Changes to the hunted country

East of Melton Mowbray, the boundary between the Cottesmore and Belvoir countries follows the River Eye. But in Melton itself, things get more complex as the boundaries of the Belvoir, Cottesmore and Quorn notionally meet in the Market Place. Coming from the Stapleford direction, the River Eye enters the town alongside the railway, meets the Scalford Brook as it passes the Mars (formerly Pedigree Petfoods) plant, and follows the railway under the bridge that carries the A606 Melton-to-Oakham road. For the three 'countries' to meet in the Market Place, the Belvoir / Cottesmore boundary would have to follow Sherrard Street as far as Thorpe End (under which Scalford Brook is now culverted), and then Scalford Brook until it meets the River Eye. But no documentary evidence for this has been found. An alternative and commonly depicted boundary (and the one shown here) tracks the River Eye to the point where it runs under the Melton - Oakham railway bridge and stops there.
To make things more complex, the now-vanished Melton-to-Oakham canal (1795 — 1847) also closely followed the course of the River Eye to a now-filled-in canal basin sited where the railway bridge was later built, so it is difficult to have the last word on exactly where the boundary originally lay. These boundaries are of academic interest within the centre of Melton as the hunts meet on neutral ground (formerly the Market Place and now Play Close) at the invitation of the Town Estate (which, in passing, pre-dates all three hunts...).
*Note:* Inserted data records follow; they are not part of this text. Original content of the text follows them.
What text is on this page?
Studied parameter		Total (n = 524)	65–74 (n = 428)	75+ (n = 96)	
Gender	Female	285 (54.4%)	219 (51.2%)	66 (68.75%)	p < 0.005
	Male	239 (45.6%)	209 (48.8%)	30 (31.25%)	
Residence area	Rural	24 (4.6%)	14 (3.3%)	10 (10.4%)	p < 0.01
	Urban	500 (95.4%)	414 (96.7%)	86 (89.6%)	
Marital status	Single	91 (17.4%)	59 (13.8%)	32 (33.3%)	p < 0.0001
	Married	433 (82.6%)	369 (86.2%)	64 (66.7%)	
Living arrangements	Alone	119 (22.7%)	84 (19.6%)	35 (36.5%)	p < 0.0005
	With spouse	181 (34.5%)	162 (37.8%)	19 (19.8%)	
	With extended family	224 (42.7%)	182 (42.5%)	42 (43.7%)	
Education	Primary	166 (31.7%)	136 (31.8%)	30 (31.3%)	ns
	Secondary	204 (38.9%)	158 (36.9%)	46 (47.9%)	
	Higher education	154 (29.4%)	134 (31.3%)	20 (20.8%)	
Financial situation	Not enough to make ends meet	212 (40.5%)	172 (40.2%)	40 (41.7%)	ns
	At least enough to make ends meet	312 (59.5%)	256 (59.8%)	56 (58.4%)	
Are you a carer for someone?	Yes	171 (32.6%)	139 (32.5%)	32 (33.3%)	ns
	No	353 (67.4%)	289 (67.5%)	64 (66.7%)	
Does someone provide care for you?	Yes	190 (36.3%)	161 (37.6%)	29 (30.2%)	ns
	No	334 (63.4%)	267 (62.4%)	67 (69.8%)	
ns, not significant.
Several purportedly definitive boundary maps have been produced over the past hundred years or so which, more often than not, are surprisingly different. They differ typically in the boundary depicted for (clockwise from Melton Mowbray) Melton itself, Stapleford Park, Buckminster Lodge to Colsterworth, Irnham, Harringworth to Duddington (the boundary has sometimes been shown as running south of the Welland through Wakerley Wood), and Little Dalby Lakes to Melton. Some maps show the boundary as running from Dalby Lakes, skirting east of Gartree Hill, then running north west or west to meet the track which turns into Sandy Lane, and thence to Melton; this boundary is the one currently accepted by the Quorn. And historically, a large and roughly triangular tract of land from Palace Hill (between Houghton-on-the-Hill and Billesdon) to just short of Whissendine and thence down to to the bottom of Wardley Wood was loaned by the Cottesmore to WW Tailby (a predecessor of CWB Fernie) from 1856 to 1871.
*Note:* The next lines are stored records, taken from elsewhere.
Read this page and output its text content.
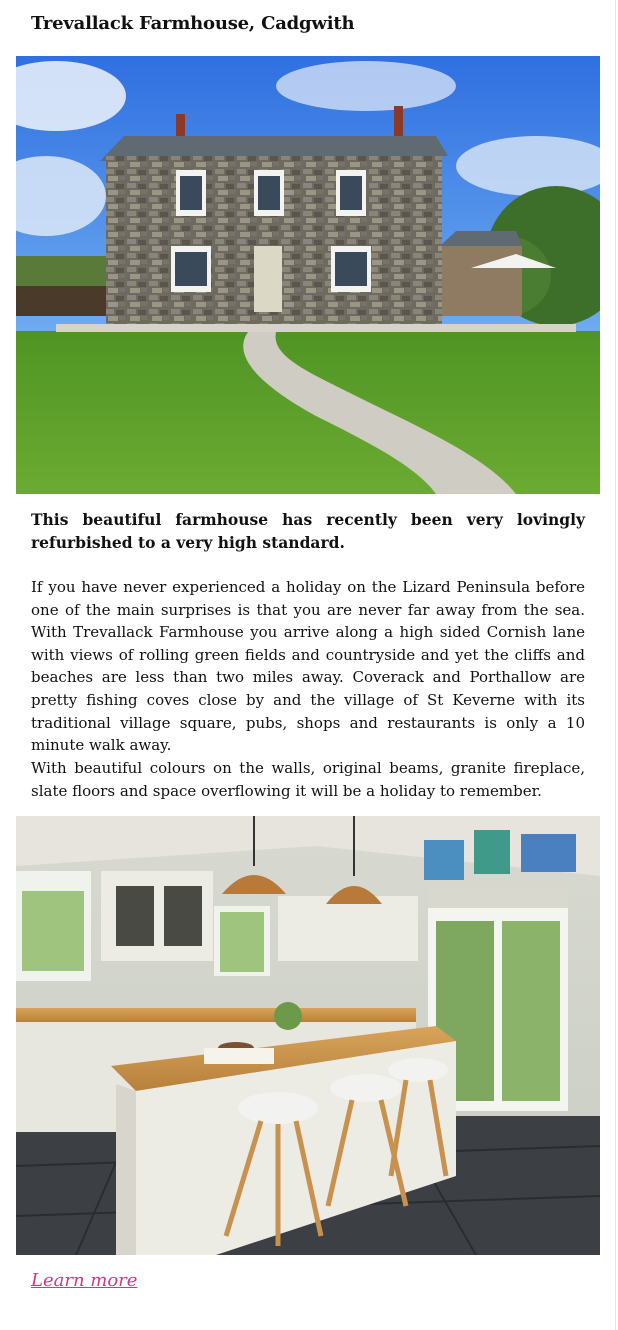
Trevallack Farmhouse, Cadgwith

This beautiful farmhouse has recently been very lovingly refurbished to a very high standard.

If you have never experienced a holiday on the Lizard Peninsula before one of the main surprises is that you are never far away from the sea. With Trevallack Farmhouse you arrive along a high sided Cornish lane with views of rolling green fields and countryside and yet the cliffs and beaches are less than two miles away. Coverack and Porthallow are pretty fishing coves close by and the village of St Keverne with its traditional village square, pubs, shops and restaurants is only a 10 minute walk away.

With beautiful colours on the walls, original beams, granite fireplace, slate floors and space overflowing it will be a holiday to remember.

Learn more
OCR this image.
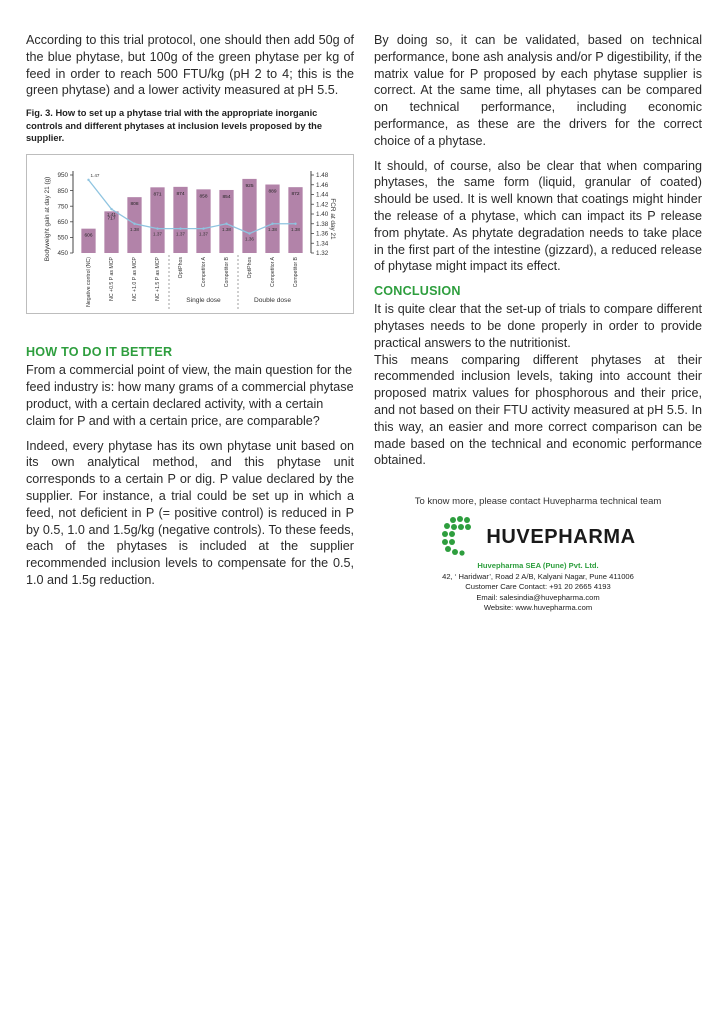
According to this trial protocol, one should then add 50g of the blue phytase, but 100g of the green phytase per kg of feed in order to reach 500 FTU/kg (pH 2 to 4; this is the green phytase) and a lower activity measured at pH 5.5.

Fig. 3. How to set up a phytase trial with the appropriate inorganic controls and different phytases at inclusion levels proposed by the supplier.
Bodyweight gain at day 21 (g)	FCR at day 21
950
850
750
650
550
450
1.48
1.46
1.44
1.42
1.40
1.38
1.36
1.34
1.32
606
717
808
871	874	858	854
925
889
872
1.47
1.41
1.38
1.37	1.37	1.37
1.38
1.36
1.38	1.38
Negative control (NC)	NC +0.5 P as MCP	NC +1.0 P as MCP	NC +1.5 P as MCP	OptiPhos	Competitor A	Competitor B	OptiPhos	Competitor A	Competitor B
Single dose	Double dose
HOW TO DO IT BETTER

From a commercial point of view, the main question for the feed industry is: how many grams of a commercial phytase product, with a certain declared activity, with a certain claim for P and with a certain price, are comparable?

Indeed, every phytase has its own phytase unit based on its own analytical method, and this phytase unit corresponds to a certain P or dig. P value declared by the supplier. For instance, a trial could be set up in which a feed, not deficient in P (= positive control) is reduced in P by 0.5, 1.0 and 1.5g/kg (negative controls). To these feeds, each of the phytases is included at the supplier recommended inclusion levels to compensate for the 0.5, 1.0 and 1.5g reduction.

By doing so, it can be validated, based on technical performance, bone ash analysis and/or P digestibility, if the matrix value for P proposed by each phytase supplier is correct. At the same time, all phytases can be compared on technical performance, including economic performance, as these are the drivers for the correct choice of a phytase.

It should, of course, also be clear that when comparing phytases, the same form (liquid, granular of coated) should be used. It is well known that coatings might hinder the release of a phytase, which can impact its P release from phytate. As phytate degradation needs to take place in the first part of the intestine (gizzard), a reduced release of phytase might impact its effect.

CONCLUSION

It is quite clear that the set-up of trials to compare different phytases needs to be done properly in order to provide practical answers to the nutritionist.

This means comparing different phytases at their recommended inclusion levels, taking into account their proposed matrix values for phosphorous and their price, and not based on their FTU activity measured at pH 5.5. In this way, an easier and more correct comparison can be made based on the technical and economic performance obtained.

To know more, please contact Huvepharma technical team
HUVEPHARMA
Huvepharma SEA (Pune) Pvt. Ltd.
42, ‘ Haridwar’, Road 2 A/B, Kalyani Nagar, Pune 411006
Customer Care Contact: +91 20 2665 4193
Email: salesindia@huvepharma.com
Website: www.huvepharma.com
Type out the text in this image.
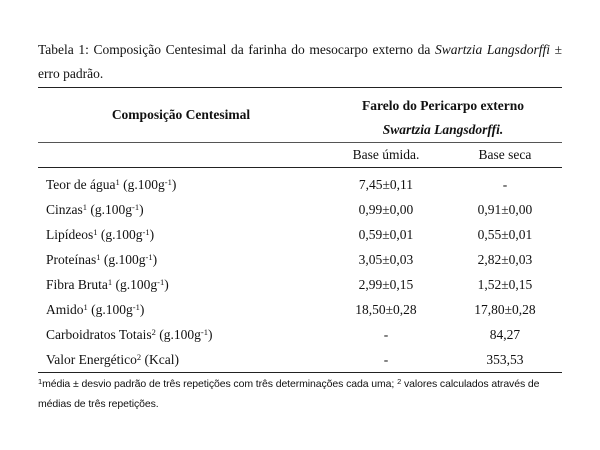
Tabela 1: Composição Centesimal da farinha do mesocarpo externo da Swartzia Langsdorffi ± erro padrão.
Composição Centesimal	Farelo do Pericarpo externo	
	Swartzia Langsdorffi.	
	Base úmida.	Base seca
Teor de água$^1$ $(g.100g^{-1})$	7,45±0,11	-
Cinzas$^1$ $(g.100g^{-1})$	0,99±0,00	0,91±0,00
Lipídeos$^1$ $(g.100g^{-1})$	0,59±0,01	0,55±0,01
Proteínas$^1$ $(g.100g^{-1})$	3,05±0,03	2,82±0,03
Fibra Bruta$^1$ $(g.100g^{-1})$	2,99±0,15	1,52±0,15
Amido$^1$ $(g.100g^{-1})$	18,50±0,28	17,80±0,28
Carboidratos Totais$^2$ $(g.100g^{-1})$	-	84,27
Valor Energético$^2$ (Kcal)	-	353,53
$^1$média ± desvio padrão de três repetições com três determinações cada uma; $^2$ valores calculados através de médias de três repetições.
The list of coverts which were at one time neutral (shared) has changed markedly over the past 150 years. The known changes are mainly on the Cottesmore/Belvoir boundary — unsurprisingly since this boundary extends from Melton Mowbray to the Wash. In 1822, it was agreed between the Cottesmore and Belvoir that Stoke Park Wood, Kirkby Wood and Aslackby Wood would be Belvoir coverts. However, when in 1842 William 1st Earl of Lonsdale (MFH Cottesmore 1788-1802 and 1806-1842) finally retired from the mastership, the boundaries were restated as follows (inter alia): "The road that runs between Easton and Witham Woods to Irnham Village divides the country", and that the following were neutral: "Burton Woods, Easton Wood and Pasture, Bitchfield, Osgaby Coppice, Irnham Old Park Wood (perhaps Irnham 'Far' Old Park Wood did not exist then as a separate wood), Stoke Park Wood, Butley (?? - Bulby?) Hall, Kaisby, Kirkby, Aslackby and Dunsby Wood". But by the 1890s, most of these neutral coverts were, with the exception of Irnham Old Park Wood and Dunsby Wood, solidly within Belvoir country.
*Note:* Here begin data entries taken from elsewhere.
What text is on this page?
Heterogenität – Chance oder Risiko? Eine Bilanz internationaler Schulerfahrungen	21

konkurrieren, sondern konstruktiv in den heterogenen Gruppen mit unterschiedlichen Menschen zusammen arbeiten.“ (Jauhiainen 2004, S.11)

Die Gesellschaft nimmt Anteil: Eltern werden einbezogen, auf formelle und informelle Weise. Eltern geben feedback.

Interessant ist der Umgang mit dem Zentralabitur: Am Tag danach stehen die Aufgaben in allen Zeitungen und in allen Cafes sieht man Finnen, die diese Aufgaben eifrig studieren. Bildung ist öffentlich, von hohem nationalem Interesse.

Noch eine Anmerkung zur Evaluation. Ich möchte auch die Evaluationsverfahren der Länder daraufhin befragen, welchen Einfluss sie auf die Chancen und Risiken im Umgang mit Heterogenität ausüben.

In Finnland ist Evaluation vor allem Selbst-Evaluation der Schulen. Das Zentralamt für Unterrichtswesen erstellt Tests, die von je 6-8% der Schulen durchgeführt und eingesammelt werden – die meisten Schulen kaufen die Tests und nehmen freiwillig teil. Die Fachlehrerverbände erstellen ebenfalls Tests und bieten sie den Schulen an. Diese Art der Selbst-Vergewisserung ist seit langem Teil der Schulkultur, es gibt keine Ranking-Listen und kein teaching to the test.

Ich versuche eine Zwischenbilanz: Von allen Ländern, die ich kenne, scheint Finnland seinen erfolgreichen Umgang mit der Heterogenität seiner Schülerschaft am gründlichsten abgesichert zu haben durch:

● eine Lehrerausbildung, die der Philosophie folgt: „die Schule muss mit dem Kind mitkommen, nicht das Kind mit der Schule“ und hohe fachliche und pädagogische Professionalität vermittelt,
However, in the 1950s, a piece of land north of Haconby Drove that goes up as far as Ingoldsby and Aslackby was regularly loaned to the CH by the BH. This piece included the currently neutral woods of Dunsby Wood, Bulby Wood, and Irnham Old Park and Far Old Park Woods, but also the more substantial Temple Wood (which isn’t neutral). In the 1980s onwards, a part of this land - whose northern edge is delineated in red on the map - has been hunted by the CH; this part is a section from Irnham to Hawthorpe, then south towards Bulby, and then eastwards along Callans Lane to Kirkby Underwood, then along the Rippingdale Road to Rippingdale.